Ashley, on her Onward and Upward blog, wrote about learning to grocery shop and cook, now that there's two mouths to feed in her household. She got some tips from a series on the Biblical Womanhood blog about budgets and grocery shopping (see her blog above for links). I've blogged some about specific kitchen experiments, but recently we've made some higher-level changes that hopefully will help us save money and eat healthier-- or, rather, eat IN, which is, generally, healthier and less expensive (For more on that topic, check out a fabulous post at Get Rich Slowly, asking Is Eating Out Cheaper than Eating In?). I thought I'd add my two cents worth to the conversation.
Starting two weeks ago, Josh and I took Dave Ramsey's advice and decided to keep track of where all our money is going by spending (pretty much) only cash. We made a budget for different areas like gas, groceries, eating out, etc, got those amounts in cash when paycheck time came around, and put our budgeted amounts in separate envelopes. Now, if Josh is headed out to get gas for the cars, he'll grab money from the Gas envelope, or if I'm going to the grocery store, I'll make sure to have enough cash from the Grocery envelope to cover the things on my list. Speaking of the list...
Another thing we're doing is making a meal list for the week. From this list, we look at our current food supply and decide what we need to buy for the week to make those meals happen. Then we go to the store and get only the things on the list. This avoids impulse buys and the grocery store, which are very tempting for me, as I have gotten more creative with cooking and am looking to try to make new things left and right. More on that later. As we use up staples- stuff we want to have around the house regardless of the meal list- they go on the shopping list for the following weekend. We always have a few extra meals around the house to make in case nothing on the list we made sounds good, or unforseen time constraints require something simpler. Which brings me to our third strategy...

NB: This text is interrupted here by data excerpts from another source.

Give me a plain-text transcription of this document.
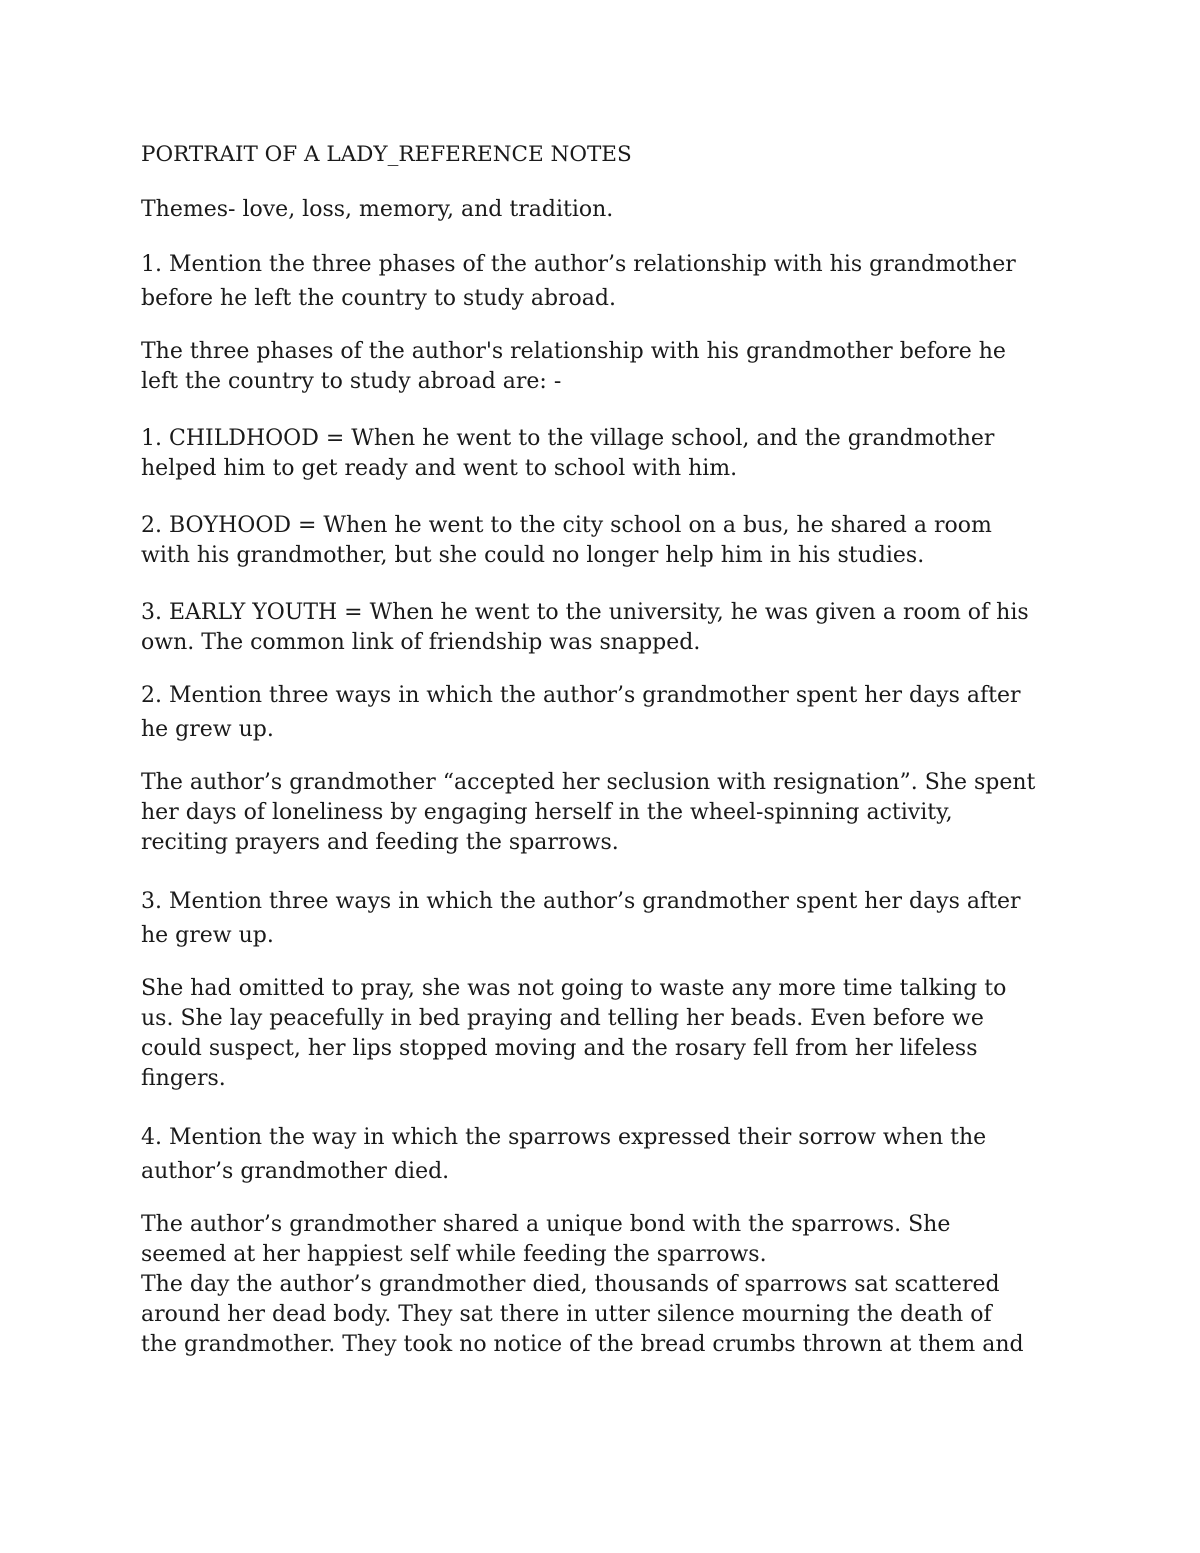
PORTRAIT OF A LADY_REFERENCE NOTES

Themes- love, loss, memory, and tradition.

1. Mention the three phases of the author’s relationship with his grandmother

before he left the country to study abroad.

The three phases of the author's relationship with his grandmother before he

left the country to study abroad are: -

1. CHILDHOOD = When he went to the village school, and the grandmother

helped him to get ready and went to school with him.

2. BOYHOOD = When he went to the city school on a bus, he shared a room

with his grandmother, but she could no longer help him in his studies.

3. EARLY YOUTH = When he went to the university, he was given a room of his

own. The common link of friendship was snapped.

2. Mention three ways in which the author’s grandmother spent her days after

he grew up.

The author’s grandmother “accepted her seclusion with resignation”. She spent

her days of loneliness by engaging herself in the wheel-spinning activity,

reciting prayers and feeding the sparrows.

3. Mention three ways in which the author’s grandmother spent her days after

he grew up.

She had omitted to pray, she was not going to waste any more time talking to

us. She lay peacefully in bed praying and telling her beads. Even before we

could suspect, her lips stopped moving and the rosary fell from her lifeless

fingers.

4. Mention the way in which the sparrows expressed their sorrow when the

author’s grandmother died.

The author’s grandmother shared a unique bond with the sparrows. She

seemed at her happiest self while feeding the sparrows.

The day the author’s grandmother died, thousands of sparrows sat scattered

around her dead body. They sat there in utter silence mourning the death of

the grandmother. They took no notice of the bread crumbs thrown at them and
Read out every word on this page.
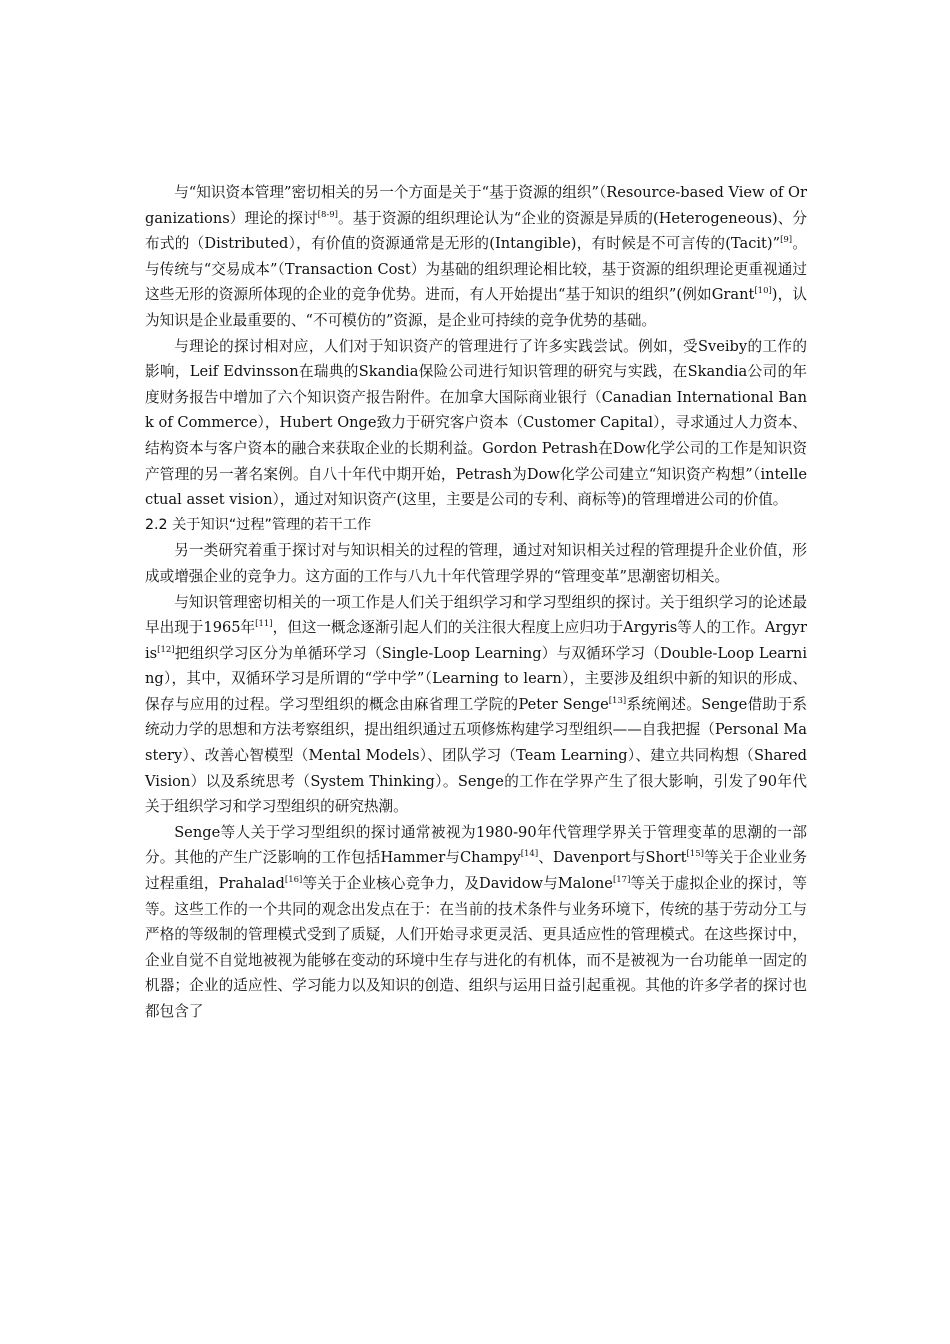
与“知识资本管理”密切相关的另一个方面是关于“基于资源的组织”（Resource-based View of Organizations）理论的探讨[8-9]。基于资源的组织理论认为“企业的资源是异质的(Heterogeneous)、分布式的（Distributed），有价值的资源通常是无形的(Intangible)，有时候是不可言传的(Tacit)”[9]。与传统与“交易成本”（Transaction Cost）为基础的组织理论相比较，基于资源的组织理论更重视通过这些无形的资源所体现的企业的竞争优势。进而，有人开始提出“基于知识的组织”(例如Grant[10])，认为知识是企业最重要的、“不可模仿的”资源，是企业可持续的竞争优势的基础。

与理论的探讨相对应，人们对于知识资产的管理进行了许多实践尝试。例如，受Sveiby的工作的影响，Leif Edvinsson在瑞典的Skandia保险公司进行知识管理的研究与实践，在Skandia公司的年度财务报告中增加了六个知识资产报告附件。在加拿大国际商业银行（Canadian International Bank of Commerce），Hubert Onge致力于研究客户资本（Customer Capital），寻求通过人力资本、结构资本与客户资本的融合来获取企业的长期利益。Gordon Petrash在Dow化学公司的工作是知识资产管理的另一著名案例。自八十年代中期开始，Petrash为Dow化学公司建立“知识资产构想”（intellectual asset vision），通过对知识资产(这里，主要是公司的专利、商标等)的管理增进公司的价值。

2.2 关于知识“过程”管理的若干工作

另一类研究着重于探讨对与知识相关的过程的管理，通过对知识相关过程的管理提升企业价值，形成或增强企业的竞争力。这方面的工作与八九十年代管理学界的“管理变革”思潮密切相关。

与知识管理密切相关的一项工作是人们关于组织学习和学习型组织的探讨。关于组织学习的论述最早出现于1965年[11]，但这一概念逐渐引起人们的关注很大程度上应归功于Argyris等人的工作。Argyris[12]把组织学习区分为单循环学习（Single-Loop Learning）与双循环学习（Double-Loop Learning），其中，双循环学习是所谓的“学中学”（Learning to learn），主要涉及组织中新的知识的形成、保存与应用的过程。学习型组织的概念由麻省理工学院的Peter Senge[13]系统阐述。Senge借助于系统动力学的思想和方法考察组织，提出组织通过五项修炼构建学习型组织——自我把握（Personal Mastery）、改善心智模型（Mental Models）、团队学习（Team Learning）、建立共同构想（Shared Vision）以及系统思考（System Thinking）。Senge的工作在学界产生了很大影响，引发了90年代关于组织学习和学习型组织的研究热潮。

Senge等人关于学习型组织的探讨通常被视为1980-90年代管理学界关于管理变革的思潮的一部分。其他的产生广泛影响的工作包括Hammer与Champy[14]、Davenport与Short[15]等关于企业业务过程重组，Prahalad[16]等关于企业核心竞争力，及Davidow与Malone[17]等关于虚拟企业的探讨，等等。这些工作的一个共同的观念出发点在于：在当前的技术条件与业务环境下，传统的基于劳动分工与严格的等级制的管理模式受到了质疑，人们开始寻求更灵活、更具适应性的管理模式。在这些探讨中，企业自觉不自觉地被视为能够在变动的环境中生存与进化的有机体，而不是被视为一台功能单一固定的机器；企业的适应性、学习能力以及知识的创造、组织与运用日益引起重视。其他的许多学者的探讨也都包含了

This is the newest and yet-unproven strategy. A while back, I mentioned I cooked an Italian Sausage Soup that went over well. It made 4 servings, and we ate two immediately and froze the other half of the meal. A couple weeks ago, I got the ice cube out of the freezer, heated it up, and it was as good as ever. Last Saturday morning, I cooked up another batch of the soup, froze both meals, and made a pizza crust recipe I had tried before as well, which made 6 crusts. These crusts freeze well, and are pretty easy to spead out, put sauce on, and pop in the oven. So, over the course of a couple hours in the morning, before my husband was even awake, I had made 8 meals to have on hand when we decide nothing else sounds good. This week, while waiting for dinner to cook, I made another recipe I wanted to see how it would taste (veggie burgers? what am I thinking?), but, because dinner was already cooking, it got frozen for later.
Now, I don't want you to think we have a huge freezer for a month's worth of food- we don't. These are small things I'm freezing, that still require preparation. This is a downside to living in an apartment and trying to save money on groceries. Many tips say to A) buy in bulk or B) buy alot of something you'll need when it's on sale. In our cozy little apartment, we don't have the space to do that.
Another note: doing all of this isn't hard, and it is having a big impact, especially the envelope system. It's letting us see where our money's going, and makign me not worry about it at all. I know we have X to spend on eating out, and so I know we aren't spending too much this week, and I know that what is in the bank will stay in the bank, and not get spent. I like it, and I appreciate hugely the effort and attention Josh has put into figuring all this out.
What other tips have worked for you guys?
Speaking of 'busy week'... I have to go to work now. Yeah. Saturday.